Question: What is the role of the relative rates of fatty acid delivery from lypolysis and of mitochondrial oxidative phosphorylation in explaining variations in intramyocellular lipid content and insulin resistance?
Population: Insulin-resistant subjects (three men and 11 women) and insulin-sensitive controls (five men and seven women) who were young [26 (±7) and 28 (±7) years, respectively], lean [body mass index (BMI) of 23 (±2) and 21 (±2) kg/m2, respectively], sedentary and in general good health were studied. Insulin resistance was defined as an insulin sensitivity index1 <4.0, and a family history of type 2 diabetes (DM); insulin-sensitive controls had to have an insulin sensitivity index >6.3.
Design and methods: Between 2001 and 2003, 150 individuals were screened through questionnaires and an oral glucose tolerance test (OGTT) to select subjects at extremes of insulin resistance and insulin sensitivity. 1H magnetic resonance spectroscopy (MRS) was performed to assess intracellular triglyceride content within liver and muscle cells. Subjects then either underwent (i) 31P MRS, to assess mitochondrial phosphorylation rates (a proxy of muscle ATP synthesis rates) and the ratio of inorganic phosphate-to-creatine phosphate (which reflects the ratio of oxidative to glycolytic muscle fibers); or (ii) a hyperinsulinemic-euglycemic clamp, to assess the glucose infusion required to respond to a constant insulin influx (a measure of the body’s responsiveness to insulin). Two of the insulin-sensitive controls were excluded after they were found to be insulin resistant by the clamp study. Whole body energy expenditure, and fat and glucose oxidation were measured through indirect calorimetry. In vivo lipolysis was assessed through microdialysis probes. Subjects were instructed to maintain regular diets with adequate carbohydrate intake (> 150 g per day) and refrain from exercise, other than routine walking, for the 3 days before the clinic visit. Women were examined during the follicular phase to avoid the potential impact of ovarian hormones on glucose metabolism.

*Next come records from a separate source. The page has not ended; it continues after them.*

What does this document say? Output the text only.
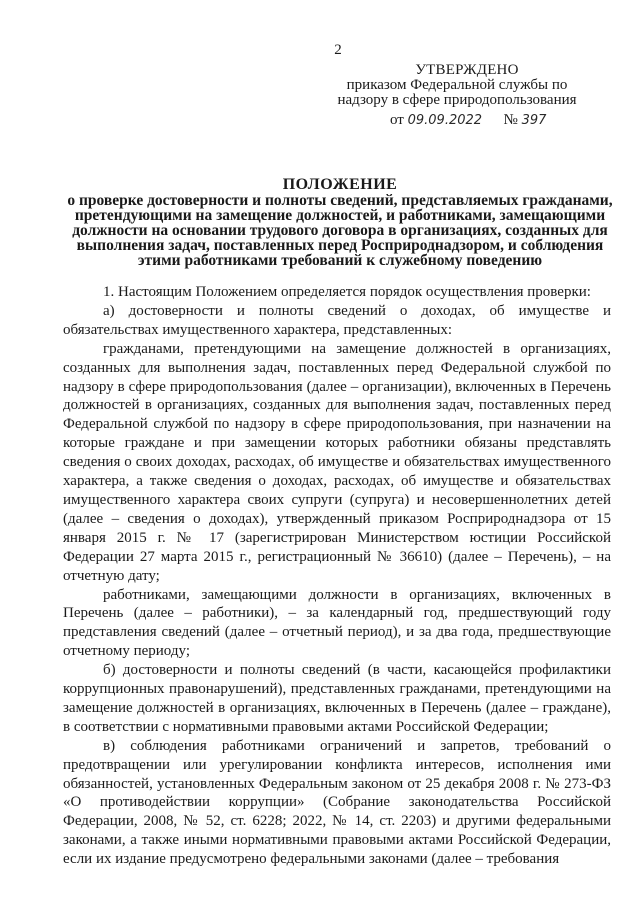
2
УТВЕРЖДЕНО
приказом Федеральной службы по
надзору в сфере природопользования
от 09.09.2022 № 397
ПОЛОЖЕНИЕ
о проверке достоверности и полноты сведений, представляемых гражданами, претендующими на замещение должностей, и работниками, замещающими должности на основании трудового договора в организациях, созданных для выполнения задач, поставленных перед Росприроднадзором, и соблюдения этими работниками требований к служебному поведению

1. Настоящим Положением определяется порядок осуществления проверки:

а) достоверности и полноты сведений о доходах, об имуществе и обязательствах имущественного характера, представленных:

гражданами, претендующими на замещение должностей в организациях, созданных для выполнения задач, поставленных перед Федеральной службой по надзору в сфере природопользования (далее – организации), включенных в Перечень должностей в организациях, созданных для выполнения задач, поставленных перед Федеральной службой по надзору в сфере природопользования, при назначении на которые граждане и при замещении которых работники обязаны представлять сведения о своих доходах, расходах, об имуществе и обязательствах имущественного характера, а также сведения о доходах, расходах, об имуществе и обязательствах имущественного характера своих супруги (супруга) и несовершеннолетних детей (далее – сведения о доходах), утвержденный приказом Росприроднадзора от 15 января 2015 г. № 17 (зарегистрирован Министерством юстиции Российской Федерации 27 марта 2015 г., регистрационный № 36610) (далее – Перечень), – на отчетную дату;

работниками, замещающими должности в организациях, включенных в Перечень (далее – работники), – за календарный год, предшествующий году представления сведений (далее – отчетный период), и за два года, предшествующие отчетному периоду;

б) достоверности и полноты сведений (в части, касающейся профилактики коррупционных правонарушений), представленных гражданами, претендующими на замещение должностей в организациях, включенных в Перечень (далее – граждане), в соответствии с нормативными правовыми актами Российской Федерации;

в) соблюдения работниками ограничений и запретов, требований о предотвращении или урегулировании конфликта интересов, исполнения ими обязанностей, установленных Федеральным законом от 25 декабря 2008 г. № 273-ФЗ «О противодействии коррупции» (Собрание законодательства Российской Федерации, 2008, № 52, ст. 6228; 2022, № 14, ст. 2203) и другими федеральными законами, а также иными нормативными правовыми актами Российской Федерации, если их издание предусмотрено федеральными законами (далее – требования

Results: (i) Oral glucose tolerance test: levels of glucose at baseline and during the OGTT were within the normal range for both insulin-resistant and insulin-sensitive subjects, but were consistently higher in the former group. Both groups had similar levels of plasma fatty acids and glucagon. (ii) Hyperinsulinemic-euglycemic clamp: a60% lower glucose infusion rate was required in insulin-resistant subjects to maintain a euglycemic state relative to insulin-sensitive subjects, largely due to a 70% reduction in non-oxidative glucose clearance in the former group. No difference was found between groups in the rate of glucose or fat oxidation; however, the basal metabolic rate was lower in insulin-resistant subjects relative to insulin-sensitive subjects. (iii) Intracellular triglyceride content: an80% increase in intramyocellular but not intrahepatic triglyceride content was found in insulin-resistant subjects relative to insulin-sensitive subjects. (iv) Mitochondrial phosphorylation rates were decreased by 30% and the ratio of inorganic phosphate-to-creatine phosphate was decreased by 20% among insulin-resistant subjects relative to insulin-sensitive subjects. (v) Similar levels of glycosylated hemoglobin, adiponectin, tumor necrosis factor α, interleukin-6, and resistin were found in both groups.
Conclusion: Insulin-resistant subjects have a marked elevation in intramyocellular lipid levels perhaps due to an inherited defect in mitochondrial oxidative phosphorylation rates.